Una forte dose di pessimismo colora ormai la discussione americana sul futuro del proprio Paese: non sarà il declinismo puro e duro del dibattito europeo, ma è una sfiducia diffusa. La ripresa economica è ancora anemica e soprattutto non genera nuovi posti di lavoro. Su Obama — la ex speranza — sembra esistere una grande rimozione, in attesa di elezioni di mid-term (novembre prossimo) che i democratici si aspettano di perdere pesantemente. In una sett i mana p assataal campus d i Aspen, in Colorado, ho sentito nominare Barack Obama un paio di volte. E Condoleezza Rice, in un vivace dibattito con Madeleine Albright, ha rigirato il coltello nella piaga: il vero nemico dell’America non è la Cina — perché la Cina, questa la tesi di Rice, non ha un sistema politico che le possa permettere di eccellere nell’epoca dell’economia dell’informazione. Il vero nemico è interno, siamo noi stessi: una nazione che non investe più abbastanza nelle infrastrutture e nell’istruzione, in crisi fiscale potenziale e con un sistema politico così polarizzato da impedire decisioni razionali.

L’America sta combattendosi da sola? L’Aspen Strategy Group — il gruppo tradizionale di riflessione strategica, oggi guidato da Nick Burns, ex sottosegretario di Stato e ambasciatore alla Nato — discuteva quest’anno di Afghanistan: la guerra che l’America non ha ancora perso (opinione prevalente) ma che rischia di perdere (timore prevalente) se il fronte interno non concederà abbastanza tempo a David Petraeus. Il tema sottostante, tuttavia, era l’altro: l’auto-analisi in corso sul destino degli Stati Uniti.

Né Albright né Rice, le prime due donne ad avere guidato la diplomazia americana, hanno avallato, nel loro show congiunto ad Aspen, le tesi decliniste. Secondo Madeleine Albright, la capacità di costruire alleanze e coalizioni continua e continuerà a fare la differenza fra gli Stati Uniti e la Cina: la perdita di potere americana è relativa, non assoluta. Per Rice, gli Stati Uniti stanno pagando i costi (necessari) della insicurezza post 11 settembre. Ma la competizione del secolo è fra sistemi politici: democrazie occidentali versus autocrazie di mercato. E qui, per tutti i problemi che può avere l’America, il potere di attrazione delle democrazie liberali resterà prevalente.

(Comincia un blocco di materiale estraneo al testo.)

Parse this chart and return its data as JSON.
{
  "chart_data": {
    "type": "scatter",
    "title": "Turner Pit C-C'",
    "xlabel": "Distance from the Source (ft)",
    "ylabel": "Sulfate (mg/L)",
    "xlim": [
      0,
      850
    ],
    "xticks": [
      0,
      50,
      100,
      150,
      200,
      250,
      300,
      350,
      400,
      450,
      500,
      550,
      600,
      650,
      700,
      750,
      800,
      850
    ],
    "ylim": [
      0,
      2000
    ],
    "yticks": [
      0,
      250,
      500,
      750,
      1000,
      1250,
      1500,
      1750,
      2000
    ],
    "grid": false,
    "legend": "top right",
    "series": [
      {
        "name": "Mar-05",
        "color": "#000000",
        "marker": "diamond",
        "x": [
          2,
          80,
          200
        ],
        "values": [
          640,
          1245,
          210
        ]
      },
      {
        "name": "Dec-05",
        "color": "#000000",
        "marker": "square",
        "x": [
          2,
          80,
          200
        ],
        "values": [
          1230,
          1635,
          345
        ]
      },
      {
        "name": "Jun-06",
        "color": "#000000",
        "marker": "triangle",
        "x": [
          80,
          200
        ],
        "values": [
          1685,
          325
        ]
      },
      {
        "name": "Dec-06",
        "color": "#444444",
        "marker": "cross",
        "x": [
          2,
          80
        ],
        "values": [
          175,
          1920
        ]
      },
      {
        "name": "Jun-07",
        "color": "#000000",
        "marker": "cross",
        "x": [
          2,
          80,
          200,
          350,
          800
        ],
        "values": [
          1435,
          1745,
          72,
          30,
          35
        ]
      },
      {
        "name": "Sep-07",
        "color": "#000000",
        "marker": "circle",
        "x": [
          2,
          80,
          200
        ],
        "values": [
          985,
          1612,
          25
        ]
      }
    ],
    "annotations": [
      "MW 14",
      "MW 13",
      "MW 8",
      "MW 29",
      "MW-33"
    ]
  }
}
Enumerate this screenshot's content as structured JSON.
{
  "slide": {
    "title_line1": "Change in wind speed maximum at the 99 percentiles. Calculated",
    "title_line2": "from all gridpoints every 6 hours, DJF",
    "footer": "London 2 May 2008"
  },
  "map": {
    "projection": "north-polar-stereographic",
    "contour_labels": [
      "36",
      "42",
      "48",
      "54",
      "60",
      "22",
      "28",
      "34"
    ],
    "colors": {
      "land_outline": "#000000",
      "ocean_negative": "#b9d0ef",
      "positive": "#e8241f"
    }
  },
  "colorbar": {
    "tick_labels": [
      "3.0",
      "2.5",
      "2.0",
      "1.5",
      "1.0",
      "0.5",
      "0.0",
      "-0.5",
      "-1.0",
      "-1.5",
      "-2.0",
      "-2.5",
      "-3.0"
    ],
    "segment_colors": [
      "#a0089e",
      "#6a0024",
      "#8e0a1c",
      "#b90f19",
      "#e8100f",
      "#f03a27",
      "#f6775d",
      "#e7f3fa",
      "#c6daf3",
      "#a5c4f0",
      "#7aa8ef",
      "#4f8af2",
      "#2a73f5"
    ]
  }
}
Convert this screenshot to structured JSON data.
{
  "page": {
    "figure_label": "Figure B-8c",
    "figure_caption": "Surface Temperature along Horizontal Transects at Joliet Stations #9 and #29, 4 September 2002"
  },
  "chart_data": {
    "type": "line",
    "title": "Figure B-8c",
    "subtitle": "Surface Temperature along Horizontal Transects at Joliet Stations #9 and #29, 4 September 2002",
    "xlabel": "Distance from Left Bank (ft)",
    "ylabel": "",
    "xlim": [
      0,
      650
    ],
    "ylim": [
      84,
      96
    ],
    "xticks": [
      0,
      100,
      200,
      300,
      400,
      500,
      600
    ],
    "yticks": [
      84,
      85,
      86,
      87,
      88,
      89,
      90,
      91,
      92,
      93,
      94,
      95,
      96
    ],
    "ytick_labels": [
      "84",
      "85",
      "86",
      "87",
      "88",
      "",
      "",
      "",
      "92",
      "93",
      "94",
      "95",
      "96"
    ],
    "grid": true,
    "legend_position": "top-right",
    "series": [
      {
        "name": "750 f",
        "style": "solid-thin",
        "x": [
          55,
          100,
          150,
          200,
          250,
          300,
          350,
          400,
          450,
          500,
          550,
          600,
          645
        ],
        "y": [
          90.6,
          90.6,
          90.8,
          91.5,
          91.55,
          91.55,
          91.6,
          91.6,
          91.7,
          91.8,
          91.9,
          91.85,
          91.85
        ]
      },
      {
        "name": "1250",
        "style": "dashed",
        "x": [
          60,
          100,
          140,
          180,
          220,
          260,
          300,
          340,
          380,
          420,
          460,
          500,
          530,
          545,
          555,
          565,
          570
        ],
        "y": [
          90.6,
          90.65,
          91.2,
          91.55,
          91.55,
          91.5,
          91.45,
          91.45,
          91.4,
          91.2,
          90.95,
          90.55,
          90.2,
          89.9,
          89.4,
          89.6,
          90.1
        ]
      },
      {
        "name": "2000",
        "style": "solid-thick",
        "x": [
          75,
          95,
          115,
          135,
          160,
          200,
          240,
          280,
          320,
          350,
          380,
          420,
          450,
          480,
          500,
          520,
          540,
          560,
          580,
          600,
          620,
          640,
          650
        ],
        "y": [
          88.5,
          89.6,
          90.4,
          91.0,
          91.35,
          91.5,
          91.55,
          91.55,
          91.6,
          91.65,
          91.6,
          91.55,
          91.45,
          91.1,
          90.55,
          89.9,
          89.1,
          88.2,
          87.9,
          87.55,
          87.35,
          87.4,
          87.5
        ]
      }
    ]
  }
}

Sarà l’evoluzione interna delle due potenze del secolo — prima della politica estera — a fare la differenza. Il problema, ben noto, è che i destini del più grande debitore del mondo, gli Stati Uniti, e del suo più grande creditore, la Cina, appaiono a questo punto intrecciati. Come spiegano in un libro recente Stephen Cohen e J. Bradfor DeLong ( The end of influence), quando una grande nazione perde il controllo dei soldi perde anche influenza. E insieme perde libertà d’azione. Dal secondo dopoguerra in poi, l’America ha potuto contare sull’esorbitante privilegio del dollaro, secondo la famosa espressione di de Gaulle. Ma gli squilibri alla base dell’economia globale — un’America che ha funzionato come locomotiva della crescita asiatica, importando più di quanto esportasse, consumando più di quanto risparmiasse — hanno finito per indebolirla. Il privilegio del dollaro (la possibilità illimitata di indebitarsi) si è rivelato nel tempo, per gli Stati Uniti, sia una benedizione sia un costo: una componente chiave del potere americano ma anche la fonte di una sua parziale erosione. Anche per il grande creditore, d’altra parte, la vita non è facile: difendere il dollaro è diventata, di fatto, una priorità ineludibile della Cina.

Se questa è la nuova dinamica del potere internazionale, ridurre gli squilibri economici globali è interesse essenziale di un’America che voglia restare dominante; ma che è più condizionata — in casa e fuori — di quanto sia mai stata dal 1945 in poi. Un contesto difficile, che gli Stati Uniti sapranno affrontare solo lasciandosi alle spalle la doppia sindrome di cui discutono, nell’estate fredda di Aspen, Albright e Rice: l’illusione dell’onnipotenza, la psicosi dell’ impotenza. Per le due ex segretario di Stato, l’America è già passata dal primo errore. Oggi rischia di cadere nel secondo.